The job gains figure and the Unemployment Rate are derived from two different surveys.  Job gains are from surveys the BLS takes directly from data collected from employers.  That showed 138,000 new hires, which was 47,000 below the market’s expectations.  The Unemployment Rate comes from a household survey which is from a sampling of phone calls.  The results of the household survey estimate that 233,000 new jobs were created.  At the same time, the household survey also showed that 429,000 people left the labor force.

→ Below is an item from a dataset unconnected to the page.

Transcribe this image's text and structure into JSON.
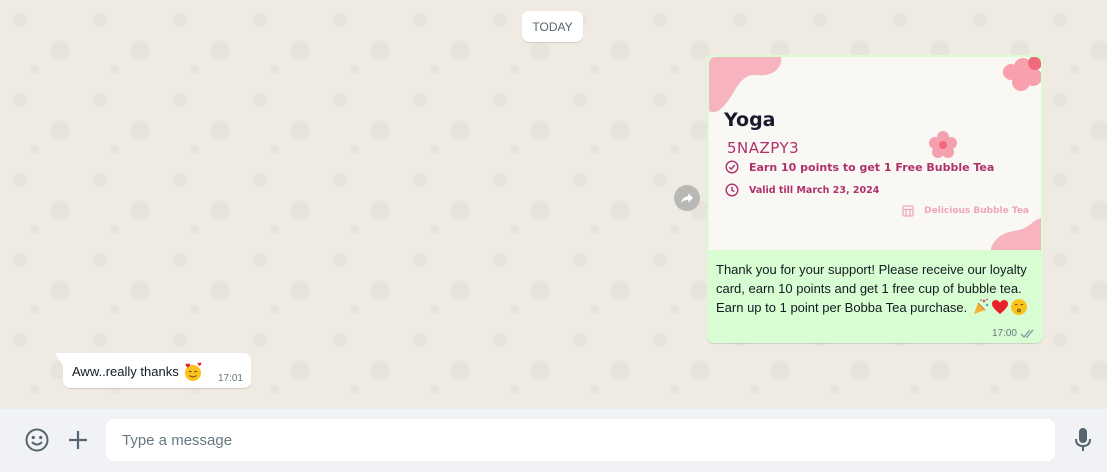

Therefore, the unemployment rate fell from 4.4% to 4.3%, bringing it down to a 16 year low.

 

Overall, the report was a stinker.  The Unemployment Rate fell for the wrong reasons.  For our economy to strengthen, we need to see the percentage of Americans working increasing.  The labor force participation rate is near 40+ year lows.  It has fallen sharply over the past eight years as stock prices rose (allowing people to retire) and entitlements shot higher (more people on Social Security, disability and welfare programs).

 

Mortgage bonds shot higher on the news, breaking above the formidable ceiling of resistance that has held back rates from improving since last November.  If bonds can stay above this critical level, we could see a reversal of the direction of the trend of mortgage rates, which has called for higher rates since the Presidential Election last November.  That would be welcomed news for the mortgage and real estate industries.  However, it is still too early to say if that will happen.  We would expect bonds to fall back below this level and continue to battle this ceiling once more.

 

History would again say that now is a great time to lock.  However, if bonds do remain above this critical level, we will see downward pressure on mortgage interest rates.  Therefore, float only if you can closely watch the markets and be prepared to lock should bonds retreat as the day wears on.